Komedi banget anjir! Gue udah mencoba untuk ngasih kesan biar keren malah ada aja apesnya.
Zafran hanya bisa menghembuskan napasnya selirih mungkin agar Putri tidak salah paham.
Lima detik berlalu…
"Oke deh, Mba. Kita naik scoopy.”
Benar-benar jauh dari rencana. Apa itu tampil keren dan gahar. Eits...tapi bukan berarti Zafran tidak suka naik scoopy hanya saja ini tidak sesuai rencanyanya. Niat hati ingin memperbaiki image-nya yang sudah anjlok di depan Putri akibat raut wajah 'nabernya' yang menjijikan itu, tapi ternyata semesta tidak menyetujuinya. Benar-benar apes.
Dan sialnya, sepertinya malam ini Dewi Fortuna memang sedang ingin mengerjai Zafran.
***
“Oke deh, Mba. Kita naik scoopy," ujar Zafran tak punya pilihan. “Boleh saya minta kuncinya? Mau saya ambil diparkiran sekalian mau markirin motor saya biar nggak menghalangi motor yang mau masuk.”
“Oh ini, Mas.”
Zafran pun mengambil kunci motor yang diberikan oleh Putri lalu berjalan menuju motor hitamnya untuk dipindahkan agar tidak menghalangi jalan. Niat hati ingin menggeser motor supra yang ada di samping motornya, lengan Zafran malah menyenggol bodi motornya hingga membuat helm yang ia letakkan di atas jok terjatuh dan menggelinding ke arah genangan air yang ada di dekat motor.
“Bangsatt!!" makinya pelan supaya tidak terdengar oleh Putri. “Basah, kotor pula!"
Putri memperhatikan dari jauh. Ia tahu kalau helm tipe full face milik Zafran jatuh di tempat genangan air. Selagi menunggu Zafran memindahkan motornya dan mengeluarkan scoopy milik Putri, ia masuk kembali ke dalam apotek.
“Rum, boleh pinjem helm nggak? Nanti ku kembaliin sebelum jam sembilan. Sebelum kamu pulang." Ternyata Putri masuk kembali ke dalam karena untuk meminjam helm pada Arum.
Arum yang memang sedang tugas jaga dan tidak memungkinkan untuk berpergian akhirnya membolehkannya tanpa bertanya lebih lanjut karena situasi apotek yang lumayan sedang ramai. “Boleh, Mba. Ambil aja di motorku ya, Mba. Yang helmnya mirip kayak punya Mba Putri.”

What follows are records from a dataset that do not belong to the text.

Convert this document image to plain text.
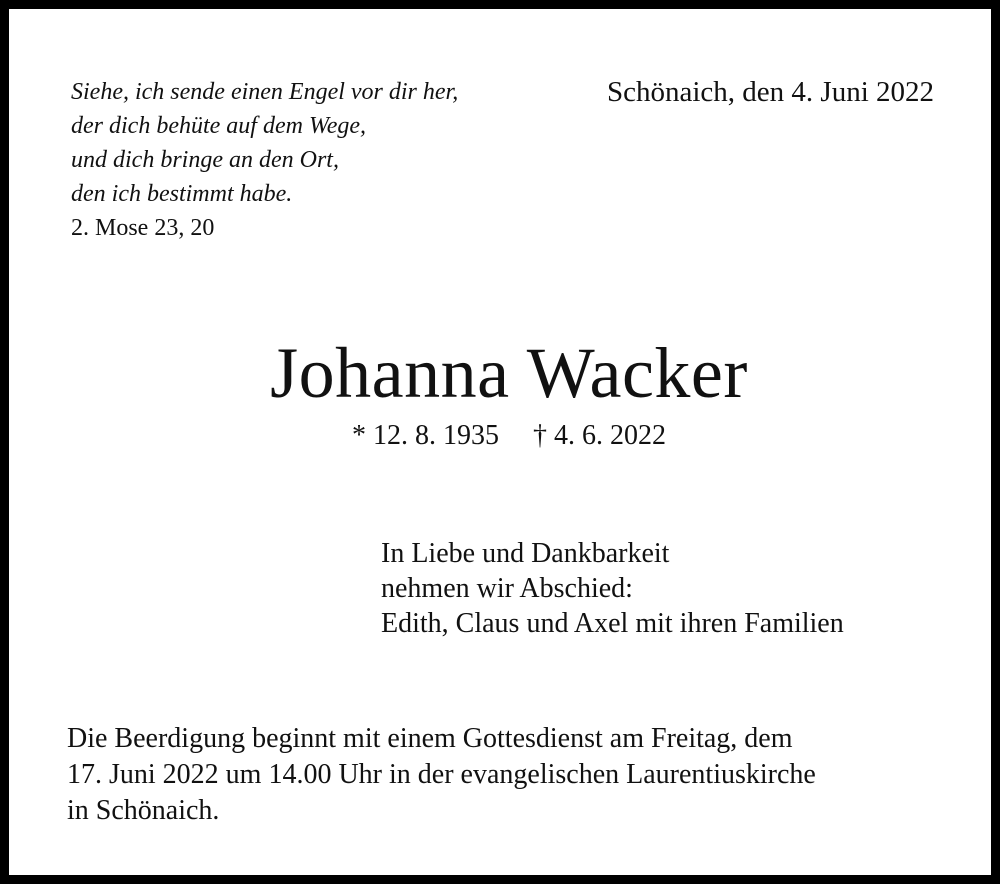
Siehe, ich sende einen Engel vor dir her,
der dich behüte auf dem Wege,
und dich bringe an den Ort,
den ich bestimmt habe.
2. Mose 23, 20
Schönaich, den 4. Juni 2022
Johanna Wacker
* 12. 8. 1935 † 4. 6. 2022
In Liebe und Dankbarkeit
nehmen wir Abschied:
Edith, Claus und Axel mit ihren Familien
Die Beerdigung beginnt mit einem Gottesdienst am Freitag, dem
17. Juni 2022 um 14.00 Uhr in der evangelischen Laurentiuskirche
in Schönaich.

“Oke, makasih ya." Putri kembali ke parkiran dan langsung mencari helm bulat berwarna kuning. Dilihatnya Zafran tengah berdiri di samping motor Putri dan mencoba untuk membersihkan helmnya.
“Mas, pake helm saya aja. Itu helmnya Mas Zafran basah soalnya, airnya merembes ke dalam.”
Zafran pun menatap helm yang bertengger di kaca spion motor Putri. Bulat, kuning. Mirip kue nastar buatan Tante Dewi yang dibawa Satya minggu lalu. Ia juga melirik helm yang sedang dipegang oleh Putri. Lagi-lagi sama, bulat dan kuning.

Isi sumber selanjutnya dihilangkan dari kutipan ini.